That skin tag has been driving me crazy for years, and I was so happy to get it off. He looks 10 years younger without it.
This is love and marriage, my friends.
A young girl can’t fully perceive what her life will be like once she is married. An immature brain can’t really envision anything past the wedding day because life is messy and complicated while a wedding is easy and predictable.
When I first met my husband 11 years ago, we were both working at Canton Middle School. He asked me to attend a Robert Earl Keen concert at The Orange Peel in Asheville. I had never heard of this Austin, Texas, singer-songwriter. At the time, I was listening to a lot of Iron & Wine, Coldplay, Radiohead and other depressing music.
Before the concert, we decided we should go on a regular date. I was living in West Asheville with two roommates so after driving to my house, he and I walked to Westville Pub on Haywood Road. We talked and giggled and awkwardly brushed arms, not really sure if we should physically touch quite yet.
A couple of weeks later we went to the Robert Earl Keen concert. My eyes were opened to this very talented musician and I’ve been a fan ever since. We still play his music all the time. His distinctive voice was the one that crooned as we danced our first dance as a married couple.
Often times, if we’re fighting or going through a rough patch, I listen to his music to bring me back to center and transport me to a time when we were first falling in love.

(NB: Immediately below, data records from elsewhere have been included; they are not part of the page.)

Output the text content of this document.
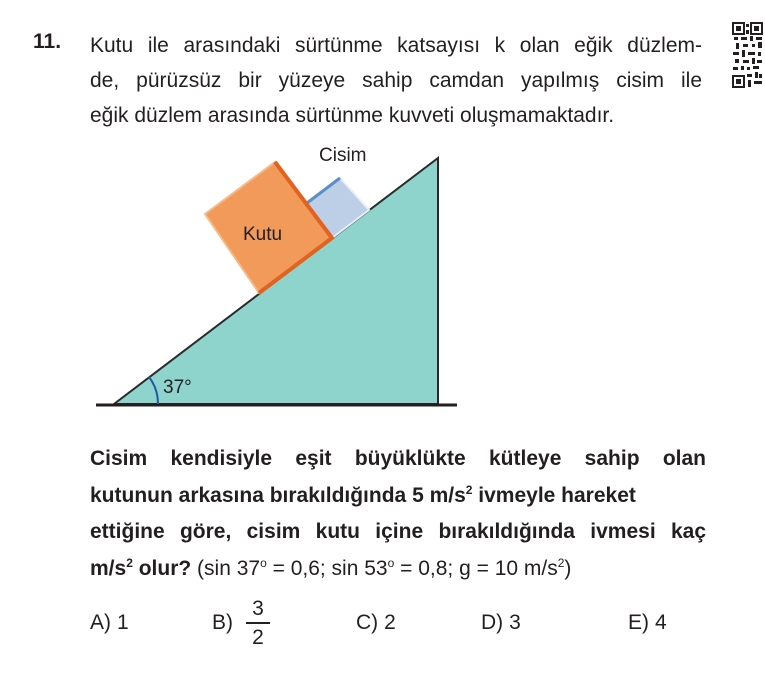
11. Kutu ile arasındaki sürtünme katsayısı k olan eğik düzlem-
de, pürüzsüz bir yüzeye sahip camdan yapılmış cisim ile
eğik düzlem arasında sürtünme kuvveti oluşmamaktadır.
37°
Kutu
Cisim
Cisim kendisiyle eşit büyüklükte kütleye sahip olan
kutunun arkasına bırakıldığında 5 $m/s^2$ ivmeyle hareket
ettiğine göre, cisim kutu içine bırakıldığında ivmesi kaç
$m/s^2$ olur? (sin $37^o = 0,6$; $\sin 53^o = 0,8$; g = 10 $m/s^2$)
A) 1	B)
3
2
C) 2	D) 3	E) 4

We married at Chip’s Chapel out at Camp Daniel Boone. As an Eagle Scout and lifelong member of Boy Scouts of America, this is a special place to my husband. I wanted to get married outside so this location was perfect. We fancied up the rustic atmosphere and the camp ranger (also an ordained minister) married us.
We went to Charleston for our honeymoon.
Then we came home as a married couple. And that’s when life really began. Not a life flavored with concerts and festivals and honeymoons and vacations.
But real life.
Gritty, honest, raw, beautiful married life.
Over the past 11 years of being together and eight years of marriage, we have had extraordinary peaks and extreme lows. We’ve gone to the edge and back.
I recently read a quote from one of my favorite authors and speakers, Cheryl Strayed.
She says, “Our most meaningful relationships are often those that continued beyond the juncture at which they came closest to ending.”
I couldn’t agree more. When a marriage is crumbling and both people commit to salvaging it, amazing things can happen. Having “the edge” as a point of reference is very helpful in the fight. No one wants to end up on the edge twice.
It takes effort, vulnerability, compromise, kindness, respect, understanding, communication and compassion. We often give these intangible gifts to our parents, our children, our friends. Do our partners in life not deserve the same?
I’ve finally figured out that they do.
Remember the 1980s movie “Dirty Dancing’? We listened to the soundtrack the other night and had a kitchen dance party. We told the boys about the movie and reminisced about different scenes in this classic flick.
Later I said, “If that movie was reality, you would have been the guy with the bullhorn ensuring everyone was at the correct extracurricular activity and I would have been hanging out with Penny and Johnny and the other dirty dancers.”
He laughed and said, “That is so true. How did I end up with a dirty dancer?”
I think I have the answer.
Sometimes I wish my husband was more of a thinker or more spontaneous or more complicated. I wish he would listen more intently or “get” me. Blah, blah and more sappy girly blah, blah.
But in truth, one dirty dancer with another dirty dancer never ends in happily ever after.
This girl needed the guy with a bullhorn to rein her in and foster a sense of peace and comfort. And my husband definitely needed a dirty dancer to chill him out and offer some adventure to his life.
Love and marriage isn’t easy. It isn’t simple. It isn’t predictable.
But then again, what great things in life are?